A norma fixou o valor e o limite de gastos, mas deixou para um regulamento do Poder Executivo a definição dos critérios de escolha dos beneficiários. O MPRN comprovou que a falta de parâmetros objetivos na própria lei violou os princípios da legalidade e da impessoalidade.
Cargo comissionado
A lei também criou o cargo comissionado de Gestor Escolar da Creche Pró-Infância B. O MPRN apontou que a legislação criou o posto de trabalho sem descrever as atribuições e tarefas do cargo no próprio texto da lei. A Prefeitura argumentou que as funções seguiam o padrão de lei anterior, mas a Justiça decidiu que a lei instituidora do novo cargo precisava detalhar suas responsabilidades.

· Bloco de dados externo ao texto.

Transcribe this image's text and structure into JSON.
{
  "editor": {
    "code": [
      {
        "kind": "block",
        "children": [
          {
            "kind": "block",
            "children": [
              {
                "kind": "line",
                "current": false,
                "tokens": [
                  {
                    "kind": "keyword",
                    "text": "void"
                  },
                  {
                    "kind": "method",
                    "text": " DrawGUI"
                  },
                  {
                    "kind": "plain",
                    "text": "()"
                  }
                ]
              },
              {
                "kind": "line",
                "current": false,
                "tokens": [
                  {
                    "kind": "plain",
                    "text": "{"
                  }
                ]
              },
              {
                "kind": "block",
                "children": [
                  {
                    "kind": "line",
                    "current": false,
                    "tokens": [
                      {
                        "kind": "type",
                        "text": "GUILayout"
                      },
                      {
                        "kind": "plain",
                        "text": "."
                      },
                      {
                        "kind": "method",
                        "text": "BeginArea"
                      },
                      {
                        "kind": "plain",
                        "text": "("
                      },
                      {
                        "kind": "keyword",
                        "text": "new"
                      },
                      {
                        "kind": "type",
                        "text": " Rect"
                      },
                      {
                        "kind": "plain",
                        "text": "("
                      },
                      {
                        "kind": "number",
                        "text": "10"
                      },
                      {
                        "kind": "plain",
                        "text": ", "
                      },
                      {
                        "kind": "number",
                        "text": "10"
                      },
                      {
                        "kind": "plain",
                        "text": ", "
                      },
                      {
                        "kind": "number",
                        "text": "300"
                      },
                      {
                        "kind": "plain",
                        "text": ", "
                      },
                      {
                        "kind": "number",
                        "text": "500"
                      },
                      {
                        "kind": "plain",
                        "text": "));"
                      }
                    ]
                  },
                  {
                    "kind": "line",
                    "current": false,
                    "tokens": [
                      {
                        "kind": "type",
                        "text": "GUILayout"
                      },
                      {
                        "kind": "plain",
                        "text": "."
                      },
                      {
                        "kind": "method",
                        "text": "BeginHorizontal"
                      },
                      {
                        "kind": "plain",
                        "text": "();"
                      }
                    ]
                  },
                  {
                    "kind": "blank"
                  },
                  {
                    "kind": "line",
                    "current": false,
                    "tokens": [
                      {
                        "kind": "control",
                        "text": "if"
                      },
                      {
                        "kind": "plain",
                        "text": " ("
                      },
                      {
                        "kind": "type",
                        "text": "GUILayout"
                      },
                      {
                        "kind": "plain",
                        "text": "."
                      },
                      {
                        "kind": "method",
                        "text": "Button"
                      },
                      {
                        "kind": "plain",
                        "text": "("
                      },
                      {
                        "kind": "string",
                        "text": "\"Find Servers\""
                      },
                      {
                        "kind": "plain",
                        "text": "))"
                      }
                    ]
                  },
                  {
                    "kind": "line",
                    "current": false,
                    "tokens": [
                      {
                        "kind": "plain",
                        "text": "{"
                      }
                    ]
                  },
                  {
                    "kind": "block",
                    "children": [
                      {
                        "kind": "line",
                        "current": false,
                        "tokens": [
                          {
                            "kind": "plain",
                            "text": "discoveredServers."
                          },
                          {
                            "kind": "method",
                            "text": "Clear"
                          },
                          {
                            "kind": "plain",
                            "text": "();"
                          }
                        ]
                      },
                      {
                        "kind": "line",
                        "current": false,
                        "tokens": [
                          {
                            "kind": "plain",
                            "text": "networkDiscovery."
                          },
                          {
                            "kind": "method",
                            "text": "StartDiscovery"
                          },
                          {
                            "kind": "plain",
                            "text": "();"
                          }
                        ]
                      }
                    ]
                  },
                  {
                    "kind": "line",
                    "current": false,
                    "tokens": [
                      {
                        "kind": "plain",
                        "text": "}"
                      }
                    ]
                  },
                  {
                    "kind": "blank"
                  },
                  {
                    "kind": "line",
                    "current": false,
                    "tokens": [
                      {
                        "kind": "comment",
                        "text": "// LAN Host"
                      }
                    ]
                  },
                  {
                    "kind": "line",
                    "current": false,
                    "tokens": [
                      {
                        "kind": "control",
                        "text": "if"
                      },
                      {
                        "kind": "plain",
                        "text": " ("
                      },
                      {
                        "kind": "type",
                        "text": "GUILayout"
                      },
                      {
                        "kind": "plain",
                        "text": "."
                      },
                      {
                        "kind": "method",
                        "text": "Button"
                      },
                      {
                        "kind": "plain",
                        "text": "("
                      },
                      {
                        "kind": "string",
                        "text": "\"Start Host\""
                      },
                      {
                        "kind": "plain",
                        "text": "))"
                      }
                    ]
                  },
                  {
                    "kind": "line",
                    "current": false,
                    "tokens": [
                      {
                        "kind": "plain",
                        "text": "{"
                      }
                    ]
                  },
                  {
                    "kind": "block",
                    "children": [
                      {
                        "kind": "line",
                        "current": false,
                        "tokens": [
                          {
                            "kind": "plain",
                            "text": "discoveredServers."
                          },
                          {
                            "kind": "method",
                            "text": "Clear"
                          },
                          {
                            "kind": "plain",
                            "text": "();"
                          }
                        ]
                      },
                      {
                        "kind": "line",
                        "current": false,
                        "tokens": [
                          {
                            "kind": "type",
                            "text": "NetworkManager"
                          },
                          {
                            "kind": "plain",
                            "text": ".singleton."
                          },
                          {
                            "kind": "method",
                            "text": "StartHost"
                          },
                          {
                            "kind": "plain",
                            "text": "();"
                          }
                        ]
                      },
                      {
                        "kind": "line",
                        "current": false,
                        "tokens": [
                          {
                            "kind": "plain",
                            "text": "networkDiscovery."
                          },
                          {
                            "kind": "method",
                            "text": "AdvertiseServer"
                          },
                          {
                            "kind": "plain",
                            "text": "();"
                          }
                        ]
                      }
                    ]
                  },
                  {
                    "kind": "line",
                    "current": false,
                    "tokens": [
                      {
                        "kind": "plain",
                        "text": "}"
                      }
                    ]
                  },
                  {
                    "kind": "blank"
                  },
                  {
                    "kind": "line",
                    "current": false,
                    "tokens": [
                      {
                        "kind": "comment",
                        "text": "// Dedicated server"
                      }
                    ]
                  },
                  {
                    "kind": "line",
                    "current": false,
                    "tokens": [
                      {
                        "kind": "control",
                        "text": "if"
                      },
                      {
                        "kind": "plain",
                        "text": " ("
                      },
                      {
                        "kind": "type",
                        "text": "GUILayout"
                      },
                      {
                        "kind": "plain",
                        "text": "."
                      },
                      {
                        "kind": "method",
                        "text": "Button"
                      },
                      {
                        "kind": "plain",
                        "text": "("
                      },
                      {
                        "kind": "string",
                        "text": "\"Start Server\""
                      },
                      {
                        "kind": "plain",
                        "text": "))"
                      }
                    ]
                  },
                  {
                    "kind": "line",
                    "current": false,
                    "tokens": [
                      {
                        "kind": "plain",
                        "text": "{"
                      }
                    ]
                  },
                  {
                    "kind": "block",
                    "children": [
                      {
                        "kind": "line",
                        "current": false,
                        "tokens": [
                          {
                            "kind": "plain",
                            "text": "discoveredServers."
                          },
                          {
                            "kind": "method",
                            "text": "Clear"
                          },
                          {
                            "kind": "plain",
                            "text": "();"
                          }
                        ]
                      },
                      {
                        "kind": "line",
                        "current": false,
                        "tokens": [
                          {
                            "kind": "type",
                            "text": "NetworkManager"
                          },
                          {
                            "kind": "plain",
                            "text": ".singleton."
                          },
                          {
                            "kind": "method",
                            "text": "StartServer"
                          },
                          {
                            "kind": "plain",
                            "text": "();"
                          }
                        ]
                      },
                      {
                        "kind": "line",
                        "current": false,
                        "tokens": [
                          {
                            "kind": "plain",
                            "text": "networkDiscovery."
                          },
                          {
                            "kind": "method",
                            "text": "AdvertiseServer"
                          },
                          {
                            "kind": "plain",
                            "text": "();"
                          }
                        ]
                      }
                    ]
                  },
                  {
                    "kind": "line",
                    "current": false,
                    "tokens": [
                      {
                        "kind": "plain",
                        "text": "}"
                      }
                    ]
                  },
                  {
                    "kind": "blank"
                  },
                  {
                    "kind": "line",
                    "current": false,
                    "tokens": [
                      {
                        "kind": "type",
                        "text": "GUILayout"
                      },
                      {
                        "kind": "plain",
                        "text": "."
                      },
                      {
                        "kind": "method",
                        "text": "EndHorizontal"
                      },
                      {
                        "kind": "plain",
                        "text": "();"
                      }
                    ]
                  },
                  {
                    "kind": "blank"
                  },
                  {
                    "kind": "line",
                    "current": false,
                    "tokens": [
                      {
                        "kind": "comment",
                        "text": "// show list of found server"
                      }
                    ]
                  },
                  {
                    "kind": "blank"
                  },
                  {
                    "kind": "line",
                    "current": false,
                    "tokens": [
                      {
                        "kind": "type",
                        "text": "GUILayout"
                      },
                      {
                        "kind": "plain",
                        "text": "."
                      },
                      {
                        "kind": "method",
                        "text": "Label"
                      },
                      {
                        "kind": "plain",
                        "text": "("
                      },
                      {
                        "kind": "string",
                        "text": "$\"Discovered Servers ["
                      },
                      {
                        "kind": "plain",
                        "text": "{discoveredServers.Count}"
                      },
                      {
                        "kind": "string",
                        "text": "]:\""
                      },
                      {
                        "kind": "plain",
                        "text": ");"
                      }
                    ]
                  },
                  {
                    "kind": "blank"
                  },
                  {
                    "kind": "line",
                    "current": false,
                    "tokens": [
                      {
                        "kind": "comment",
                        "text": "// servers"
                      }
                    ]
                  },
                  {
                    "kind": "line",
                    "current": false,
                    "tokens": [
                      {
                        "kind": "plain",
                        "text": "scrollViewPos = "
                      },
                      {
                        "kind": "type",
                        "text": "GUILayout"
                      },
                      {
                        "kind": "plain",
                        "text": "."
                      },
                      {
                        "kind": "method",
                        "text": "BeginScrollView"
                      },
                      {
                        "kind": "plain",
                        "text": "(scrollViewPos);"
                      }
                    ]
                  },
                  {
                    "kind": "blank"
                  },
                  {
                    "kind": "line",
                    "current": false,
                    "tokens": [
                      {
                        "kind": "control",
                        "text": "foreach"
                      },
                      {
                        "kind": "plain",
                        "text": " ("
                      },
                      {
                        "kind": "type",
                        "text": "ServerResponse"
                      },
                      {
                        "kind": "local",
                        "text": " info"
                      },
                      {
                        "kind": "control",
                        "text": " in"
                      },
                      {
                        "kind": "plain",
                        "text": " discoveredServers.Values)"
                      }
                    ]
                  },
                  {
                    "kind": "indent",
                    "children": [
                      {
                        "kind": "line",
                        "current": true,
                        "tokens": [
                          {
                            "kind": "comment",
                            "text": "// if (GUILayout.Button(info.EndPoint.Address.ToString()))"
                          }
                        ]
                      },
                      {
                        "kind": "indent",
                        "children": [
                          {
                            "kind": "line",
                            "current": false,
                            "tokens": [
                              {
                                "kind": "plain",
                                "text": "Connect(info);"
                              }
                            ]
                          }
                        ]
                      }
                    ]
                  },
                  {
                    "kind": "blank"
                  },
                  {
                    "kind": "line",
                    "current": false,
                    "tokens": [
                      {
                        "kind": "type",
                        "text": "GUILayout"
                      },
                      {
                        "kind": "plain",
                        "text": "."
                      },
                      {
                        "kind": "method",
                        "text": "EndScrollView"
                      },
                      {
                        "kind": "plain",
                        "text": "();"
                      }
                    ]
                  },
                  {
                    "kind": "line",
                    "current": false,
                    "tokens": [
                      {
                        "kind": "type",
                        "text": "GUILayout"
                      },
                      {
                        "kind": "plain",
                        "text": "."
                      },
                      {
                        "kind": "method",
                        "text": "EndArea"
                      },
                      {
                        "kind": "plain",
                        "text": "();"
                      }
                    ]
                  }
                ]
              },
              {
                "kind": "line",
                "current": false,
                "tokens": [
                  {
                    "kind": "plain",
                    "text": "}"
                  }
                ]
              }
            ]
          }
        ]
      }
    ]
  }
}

Diante das falhas nos artigos principais, a pedido do MPRN, a Justiça invalidou toda a Lei Complementar Municipal 010/2026 por arrastamento. A decisão estabeleceu que o cancelamento da lei passa a ter efeitos a partir da data do julgamento. A aplicação dos efeitos preserva os valores pecuniários já recebidos pelos servidores de boa-fé até o momento da decisão.